Анна Петровна от души потчевала гостя, но взгляд мужа поняла и поспешила перевести разговор на другую тему. Стала вспоминать Головкина. Наделенная актерскими способностями, взяла четки и, изобразив важную мину, уморительно показала, как Гаврила Иванович, хитро поглядывая в сторону и перебирая четки, цедит непонятные междометия, уходя от прямого разговора. «Ни в дудочки, ни в сопелочки». Засмеялась она и отложила четки.

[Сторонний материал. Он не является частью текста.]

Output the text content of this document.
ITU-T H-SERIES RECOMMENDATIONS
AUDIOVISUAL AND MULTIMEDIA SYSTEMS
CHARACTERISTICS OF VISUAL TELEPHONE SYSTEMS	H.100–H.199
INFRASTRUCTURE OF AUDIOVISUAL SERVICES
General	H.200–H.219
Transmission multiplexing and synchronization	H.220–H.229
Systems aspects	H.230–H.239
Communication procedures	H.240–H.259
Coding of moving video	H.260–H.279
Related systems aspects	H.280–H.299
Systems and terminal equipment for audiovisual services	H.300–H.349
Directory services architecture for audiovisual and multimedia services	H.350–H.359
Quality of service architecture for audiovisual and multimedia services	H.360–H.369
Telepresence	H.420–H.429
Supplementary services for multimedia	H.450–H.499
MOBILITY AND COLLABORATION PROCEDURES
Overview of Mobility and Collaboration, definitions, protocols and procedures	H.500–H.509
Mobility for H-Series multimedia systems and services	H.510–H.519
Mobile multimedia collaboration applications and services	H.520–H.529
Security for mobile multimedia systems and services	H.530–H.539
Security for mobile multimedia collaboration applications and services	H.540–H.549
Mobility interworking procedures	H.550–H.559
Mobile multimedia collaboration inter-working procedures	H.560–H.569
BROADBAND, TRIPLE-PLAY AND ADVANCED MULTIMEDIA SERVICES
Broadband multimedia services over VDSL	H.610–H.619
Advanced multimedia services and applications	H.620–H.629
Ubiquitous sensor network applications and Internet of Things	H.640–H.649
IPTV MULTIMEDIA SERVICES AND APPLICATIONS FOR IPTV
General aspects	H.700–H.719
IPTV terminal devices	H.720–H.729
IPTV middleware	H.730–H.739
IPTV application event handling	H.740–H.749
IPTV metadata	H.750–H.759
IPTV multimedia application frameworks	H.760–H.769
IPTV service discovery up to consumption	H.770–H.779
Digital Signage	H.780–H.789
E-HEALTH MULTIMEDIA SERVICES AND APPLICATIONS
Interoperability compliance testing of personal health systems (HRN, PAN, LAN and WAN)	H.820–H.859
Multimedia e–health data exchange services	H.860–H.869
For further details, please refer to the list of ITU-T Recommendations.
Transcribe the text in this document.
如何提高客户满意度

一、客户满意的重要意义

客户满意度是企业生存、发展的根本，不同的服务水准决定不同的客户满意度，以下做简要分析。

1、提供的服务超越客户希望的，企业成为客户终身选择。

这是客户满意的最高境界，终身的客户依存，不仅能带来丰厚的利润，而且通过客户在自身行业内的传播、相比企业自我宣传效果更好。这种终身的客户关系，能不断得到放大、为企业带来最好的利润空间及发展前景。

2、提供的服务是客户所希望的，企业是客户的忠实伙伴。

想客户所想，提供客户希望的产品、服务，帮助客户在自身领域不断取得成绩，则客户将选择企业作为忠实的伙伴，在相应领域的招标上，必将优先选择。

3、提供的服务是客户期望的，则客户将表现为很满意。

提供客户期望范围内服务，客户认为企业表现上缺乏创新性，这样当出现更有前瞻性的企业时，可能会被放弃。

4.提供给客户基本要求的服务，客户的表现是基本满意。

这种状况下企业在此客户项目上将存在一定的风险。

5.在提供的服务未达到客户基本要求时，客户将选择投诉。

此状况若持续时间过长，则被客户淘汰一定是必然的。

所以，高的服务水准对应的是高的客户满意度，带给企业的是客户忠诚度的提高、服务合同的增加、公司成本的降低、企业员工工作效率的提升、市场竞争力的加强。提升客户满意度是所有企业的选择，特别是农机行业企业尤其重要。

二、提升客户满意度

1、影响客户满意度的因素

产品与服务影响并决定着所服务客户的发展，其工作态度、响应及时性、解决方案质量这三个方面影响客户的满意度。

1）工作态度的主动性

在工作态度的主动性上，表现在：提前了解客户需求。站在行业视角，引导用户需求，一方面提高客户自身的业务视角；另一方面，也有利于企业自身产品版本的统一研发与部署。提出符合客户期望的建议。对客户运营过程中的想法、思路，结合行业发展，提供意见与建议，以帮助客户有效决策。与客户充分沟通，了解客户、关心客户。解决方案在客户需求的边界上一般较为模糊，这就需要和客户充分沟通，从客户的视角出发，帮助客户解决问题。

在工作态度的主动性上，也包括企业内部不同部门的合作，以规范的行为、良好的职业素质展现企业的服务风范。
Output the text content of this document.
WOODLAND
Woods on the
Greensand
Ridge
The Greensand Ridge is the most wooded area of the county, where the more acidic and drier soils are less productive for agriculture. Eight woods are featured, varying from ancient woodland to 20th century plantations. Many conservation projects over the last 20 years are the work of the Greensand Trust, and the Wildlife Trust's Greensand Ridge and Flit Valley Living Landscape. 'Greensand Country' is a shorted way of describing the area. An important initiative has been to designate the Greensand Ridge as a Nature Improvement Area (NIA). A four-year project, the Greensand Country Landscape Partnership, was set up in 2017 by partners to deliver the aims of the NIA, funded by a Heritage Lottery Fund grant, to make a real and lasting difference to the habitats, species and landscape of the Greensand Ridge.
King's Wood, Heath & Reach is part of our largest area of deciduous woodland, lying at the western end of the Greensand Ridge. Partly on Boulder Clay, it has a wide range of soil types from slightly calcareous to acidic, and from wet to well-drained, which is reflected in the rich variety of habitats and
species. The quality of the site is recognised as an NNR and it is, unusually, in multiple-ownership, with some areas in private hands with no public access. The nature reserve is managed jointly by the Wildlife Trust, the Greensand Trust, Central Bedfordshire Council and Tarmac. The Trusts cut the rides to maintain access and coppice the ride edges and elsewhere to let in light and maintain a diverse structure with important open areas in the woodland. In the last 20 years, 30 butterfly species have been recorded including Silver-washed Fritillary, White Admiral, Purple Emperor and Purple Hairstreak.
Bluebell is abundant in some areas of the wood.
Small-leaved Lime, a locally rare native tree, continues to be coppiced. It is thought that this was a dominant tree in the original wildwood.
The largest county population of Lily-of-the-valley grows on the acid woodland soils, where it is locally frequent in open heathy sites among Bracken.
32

– Оттого что не говорят, думать не перестали… – заметил Борис Петрович. – Ведь и мы с тобой, Федор Матвеевич, не раз говаривали про Русь, мол, она не как иные страны, «на особинку»…
– Ну, мы-то с тобой мыслили, что оставить надобно русские обычаи, а порядки за границей лучше наших, их-то и взять… Да только торопиться не след.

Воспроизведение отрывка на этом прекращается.